Les équipes d’ouvriers partirent immédiatement pour l’anse. Malgré les obstacles formidables qu’ils rencontrèrent dans le canyon de la rivière Homathko, au mois de novembre ils étaient parvenus en fait à terminer 33 milles de route, lorsque, à cause de la venue de l’hiver, il fallut arrêter les travaux. En 1863, en revanche, la construction de la route n’avança guère, les crues ayant emporté les ponts et causé d’autres dommages ; de plus, on n’avait trouvé aucun moyen de continuer la route jusqu’à l’extrémité du canyon. Enfin, Waddington était pris par le temps, ce qui n’arrangeait pas les choses. Douglas avait fait activer la construction de deux autres routes pour desservir la région du Cariboo, l’une d’elles partant à la source du lac Harrison et l’autre remontant le fleuve Fraser à partir de Yale. La première fut ouverte à la circulation au cours de l’été de 1863, et il était évident que l’autre serait prête avant un an. Pourtant Waddington refusa de se laisser abattre et, pendant l’hiver de 1863–1864, il vendit ses biens de Victoria pour financer les travaux de la saison à venir. Ceux-ci furent tragiquement interrompus en avril 1864, lorsque ses équipes de travail furent attaquées par les Chilcotins, conduits par leur chef Klattsasine*, qui tuèrent 19 ouvriers. Frederick Seymour*, qui avait succédé à Douglas en qualité de gouverneur de la Colombie-Britannique, réagit promptement et ce conflit, que l’on appela la « guerre des Chilcotins », se termina par l’arrestation des meurtriers, dont cinq furent exécutés. Ayant investi environ $50 000 dans la construction de la route, Waddington demanda une indemnisation qui lui fut refusée ; après avoir vainement essayé de trouver des fonds, il fut obligé d’abandonner son projet. En juin 1865, alors qu’il était désespérément en quête d’un emploi, il fut nommé surintendant des écoles de l’Île-de-Vancouver, fonction nouvellement créée et qu’il assuma avec compétence jusqu’en novembre 1866, époque à laquelle la colonie de Vancouver fut annexée à la Colombie-Britannique.

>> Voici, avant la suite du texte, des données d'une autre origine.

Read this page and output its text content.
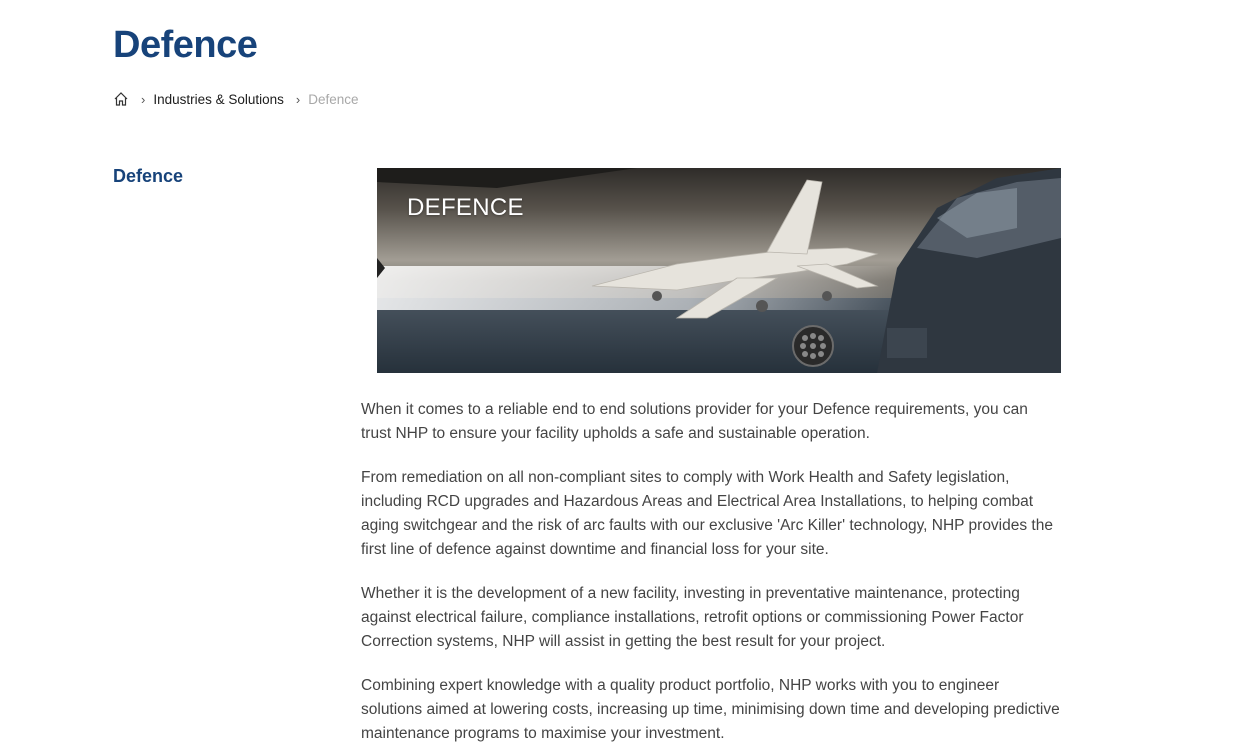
Defence
› Industries & Solutions › Defence
Defence
DEFENCE

When it comes to a reliable end to end solutions provider for your Defence requirements, you can trust NHP to ensure your facility upholds a safe and sustainable operation.

From remediation on all non-compliant sites to comply with Work Health and Safety legislation, including RCD upgrades and Hazardous Areas and Electrical Area Installations, to helping combat aging switchgear and the risk of arc faults with our exclusive 'Arc Killer' technology, NHP provides the first line of defence against downtime and financial loss for your site.

Whether it is the development of a new facility, investing in preventative maintenance, protecting against electrical failure, compliance installations, retrofit options or commissioning Power Factor Correction systems, NHP will assist in getting the best result for your project.

Combining expert knowledge with a quality product portfolio, NHP works with you to engineer solutions aimed at lowering costs, increasing up time, minimising down time and developing predictive maintenance programs to maximise your investment.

Les événements qui se déroulaient à l’extérieur de la province incitèrent Waddington à reprendre son projet et à lui donner plus d’ampleur. Il était maintenant certain qu’on était à la veille de l’établissement d’une confédération des provinces de l’est de l’Amérique du Nord britannique, et que finalement Rupert’s Land et la Colombie-Britannique en feraient partie. Les transports entre l’Est et l’Ouest deviendraient alors une chose essentielle. Waddington était en outre très alarmé par l’avancement des travaux d’un chemin de fer allant en Californie. Il craignait qu’il ne détournât vers les États-Unis une grande partie du commerce avec l’Asie et pensait que le gouvernement britannique devait riposter en encourageant la construction d’une voie de communication transcontinentale en territoire britannique. Il envisagea tout d’abord un genre de tramway, le long de la route de l’anse de Bute et du fleuve Fraser, itinéraire prévu pour le chemin carrossable qu’il devait construire, mais le projet se transforma bientôt en un plan pour la construction d’une voie ferrée, qui continuerait par la passe de la Tête-Jaune pour atteindre Edmonton et la rivière Rouge. C’est ce projet qu’il décrivit dans une brochure publiée à Victoria en juin 1867, et qui avait pour titre Overland communications by land and water through British North America.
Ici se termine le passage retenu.